Ansel Head’s mother died in her bed on her ninety-second birthday. Her daughter, nieces, and the sweetest two ladies on earth were present at the end. Head was on his way, once again driving down I-81 at 80 in his Ford Flex.
His mother’s heart and lungs, worn out from a lifetime of activity, had given way. Her mind was sharp and lucid until the end. Head surmised that she had planned the timing for her passing, relishing in the symmetry of the alpha and omega in her meaningful life.
Until her last few days, she had stoically endured the pain from the creeping cancer and shortness of breath with only the aid of an occasional aspirin. When Head asked, she would simply answer, “I’m OK.” She wanted her mind clear to entertain friends and family, even from her bed. The gentile, perfumed resolve of a steel magnolia comes to mind.

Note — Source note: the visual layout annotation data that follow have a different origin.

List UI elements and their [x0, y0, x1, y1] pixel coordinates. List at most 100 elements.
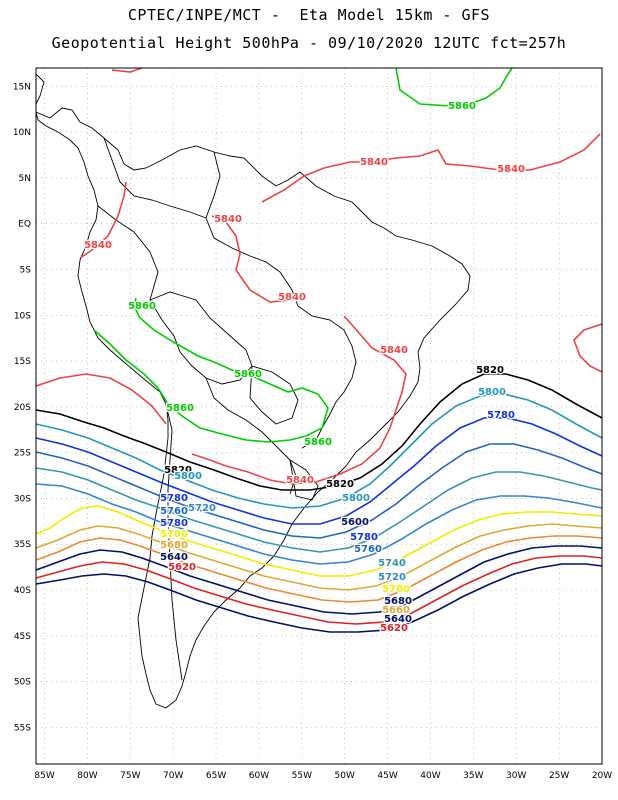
map-frame — [35, 67, 603, 765]
contour-label: 5720 — [188, 503, 216, 514]
lat-tick-label: 20S — [14, 403, 31, 413]
lat-tick-label: 25S — [14, 449, 31, 459]
contour-5680 — [35, 523, 603, 591]
lat-tick-label: 5N — [19, 174, 31, 184]
lat-tick-label: EQ — [18, 220, 31, 230]
coastline-borders — [35, 73, 471, 709]
lat-tick-label: 30S — [14, 494, 31, 504]
lat-tick-label: 5S — [20, 265, 32, 275]
contour-label: 5780 — [160, 518, 188, 529]
contour-5800 — [35, 393, 603, 509]
contour-label: 5760 — [160, 506, 188, 517]
contour-label: 5780 — [487, 410, 515, 421]
contour-label: 5740 — [378, 558, 406, 569]
contour-5840-north — [111, 67, 143, 73]
contour-label: 5660 — [382, 605, 410, 616]
contour-5840-amazon — [211, 215, 307, 303]
lat-tick-label: 15S — [14, 357, 31, 367]
contour-5740 — [35, 467, 603, 553]
contour-5700 — [35, 505, 603, 577]
map-title-line2: Geopotential Height 500hPa - 09/10/2020 … — [51, 34, 567, 52]
contour-label: 5800 — [342, 493, 370, 504]
contour-label: 5840 — [84, 240, 112, 251]
lat-lon-grid — [36, 68, 603, 764]
lat-tick-label: 10N — [13, 128, 31, 138]
contour-5600 — [35, 563, 603, 633]
bolivia-border — [149, 291, 253, 385]
lon-tick-label: 30W — [506, 771, 526, 781]
contour-label: 5840 — [497, 164, 525, 175]
contour-label: 5720 — [378, 572, 406, 583]
lat-tick-label: 40S — [14, 586, 31, 596]
contour-label: 5700 — [160, 529, 188, 540]
contour-5840-west — [79, 181, 127, 259]
contour-label: 5680 — [160, 540, 188, 551]
contour-5840-brazil — [191, 315, 407, 485]
contour-labels: 5860 5840 5840 5840 5840 5860 5840 5840 5860 5860… — [83, 100, 526, 636]
contour-5840-sw — [35, 373, 167, 425]
lat-tick-label: 10S — [14, 311, 31, 321]
axis-ticks: 85W 80W 75W 70W 65W 60W 55W 50W 45W 40W 35W 30W 25W 2… — [13, 82, 612, 781]
contour-label: 5600 — [341, 517, 369, 528]
lat-tick-label: 15N — [13, 82, 31, 92]
lon-tick-label: 35W — [463, 771, 483, 781]
lon-tick-label: 20W — [592, 771, 612, 781]
colombia-border — [103, 137, 207, 219]
chile-border — [165, 403, 183, 681]
paraguay-border — [249, 365, 299, 425]
lat-tick-label: 35S — [14, 540, 31, 550]
contour-label: 5860 — [234, 369, 262, 380]
lon-tick-label: 25W — [549, 771, 569, 781]
lon-tick-label: 75W — [120, 771, 140, 781]
contour-5760 — [35, 443, 603, 539]
lon-tick-label: 70W — [163, 771, 183, 781]
contour-label: 5820 — [164, 465, 192, 476]
contour-label: 5840 — [360, 157, 388, 168]
contour-label: 5860 — [128, 301, 156, 312]
contour-5640 — [35, 545, 603, 615]
contour-label: 5820 — [476, 365, 504, 376]
contour-5860-andes — [93, 297, 329, 443]
contour-label: 5640 — [160, 552, 188, 563]
contour-label: 5680 — [384, 596, 412, 607]
lon-tick-label: 65W — [206, 771, 226, 781]
contour-label: 5620 — [168, 562, 196, 573]
contour-label: 5780 — [160, 493, 188, 504]
contour-5860-north — [395, 67, 513, 107]
lon-tick-label: 55W — [292, 771, 312, 781]
contour-label: 5860 — [448, 101, 476, 112]
lat-tick-label: 50S — [14, 678, 31, 688]
contour-label: 5620 — [380, 623, 408, 634]
contour-label: 5700 — [382, 584, 410, 595]
argentina-border — [205, 377, 297, 495]
contour-5780 — [35, 417, 603, 525]
south-america-coastline — [35, 107, 471, 709]
lon-tick-label: 80W — [77, 771, 97, 781]
lat-tick-label: 55S — [14, 723, 31, 733]
contour-5620 — [35, 555, 603, 625]
lon-tick-label: 50W — [335, 771, 355, 781]
contour-5720 — [35, 483, 603, 565]
contour-label: 5800 — [478, 387, 506, 398]
contour-5840-mid — [261, 133, 601, 203]
contour-label: 5640 — [384, 614, 412, 625]
contour-label: 5820 — [326, 479, 354, 490]
central-america — [35, 73, 45, 105]
contour-5840-east — [573, 323, 603, 373]
contour-label: 5780 — [350, 532, 378, 543]
contour-label: 5840 — [214, 214, 242, 225]
contour-label: 5860 — [166, 403, 194, 414]
contour-label: 5860 — [304, 437, 332, 448]
contour-label: 5840 — [286, 475, 314, 486]
contour-label: 5800 — [174, 471, 202, 482]
lon-tick-label: 45W — [377, 771, 397, 781]
brazil-border — [205, 151, 357, 449]
contour-5820 — [35, 373, 603, 491]
contour-lines — [35, 67, 603, 633]
contour-label: 5760 — [354, 544, 382, 555]
lon-tick-label: 85W — [34, 771, 54, 781]
lon-tick-label: 60W — [249, 771, 269, 781]
peru-border — [97, 205, 159, 301]
contour-label: 5840 — [380, 345, 408, 356]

During Head’s lifetime quest for an education, death had been a part of his curriculum. There was first his childhood friend, Henry, and then the tragic end to two roommates from high school and college. He had lost his maternal grandparents, both of whom liked him best. His nephew was killed by an errant bullet at Tulane. His friend, Andy, from McCallie had finally succumbed to a debilitating, unnamed neurological disease that had eaten away his formidable muscles. And then his father had died after dementia had robbed him of his intellectual prowess and left him uncharacteristically agitated, paranoid, and helpless. But these events had occurred over many years and most of them before his hair had turned grey. In typical fashion, Head had been less than attentive to his studies.
His slothful habits, though, were insufficient to shield him in that single year when first his brother, then friend Bob Koch, Ms. Wolfe’s Aunt Grace, and finally his mother had died. Events unfolded so rapidly and in such quick succession that even his non-superior mind had been forced to retain some aspects of the course.
Head has always worried about his intellect; but for once, he was grateful for its inadequacy. He knew that an Ivy Leaguer with a high IQ would retain too much of the lesson; he would then enter into philosophical discussions with himself about this or that aspect; and this obsession would cause his superior brain to breakdown under the weight of unanswerable questions. Head had observed this phenomena in the past; and he was content that his non-superior mind didn’t even know what unanswerable questions to ask.
But what were some of the bits and pieces of the year long course that Head did retain.
He had travelled so many times up and down highways that he knew every Waffle House, rest stop, and speed trap along the way. He had observed high tech dying in modern hospitals with its probes, machines, and alarms graphing and announcing each step along the journey. He had been engulfed with furniture, objects d’arte, and other stuff that were too important to the deceased to have been dealt with by them.
He had been amused by the disingenuous grief of funeral directors who could barely hide their glee at collecting another up-front, exorbitant fee. Coming out of the restaurant business, Head saw right through their up-selling techniques; but he wondered how less informed grievers would react to their loved ones being denied a luxury sendoff. When confronted with a significant loss in potential revenue, the internment specialist had demanded that Head and his sister attest, “Yes, we acknowledge that cremation is irreversible.” The disappointed undertaker seemed quite perplexed that Head and his sister had unceremoniously laughed out loud at this absurdity.
Head had taken part in ceremonies where familiar verses were read, hymns sung, and stories told. These ancient rites, so seemingly senseless before his year long course had begun, proved their merit in the end by bringing emotional closure for the living. It was the non-intellectual way to answer un-answerable questions. And like the losers on Jeopardy, Head’s non-superior frontal lobes understood the answers perfectly even if he didn’t know the questions.
Head didn’t regret his frequent visits to Birmingham, but as his niece said to him, “We get nervous when you show up, especially when someone we love has started sneezing.”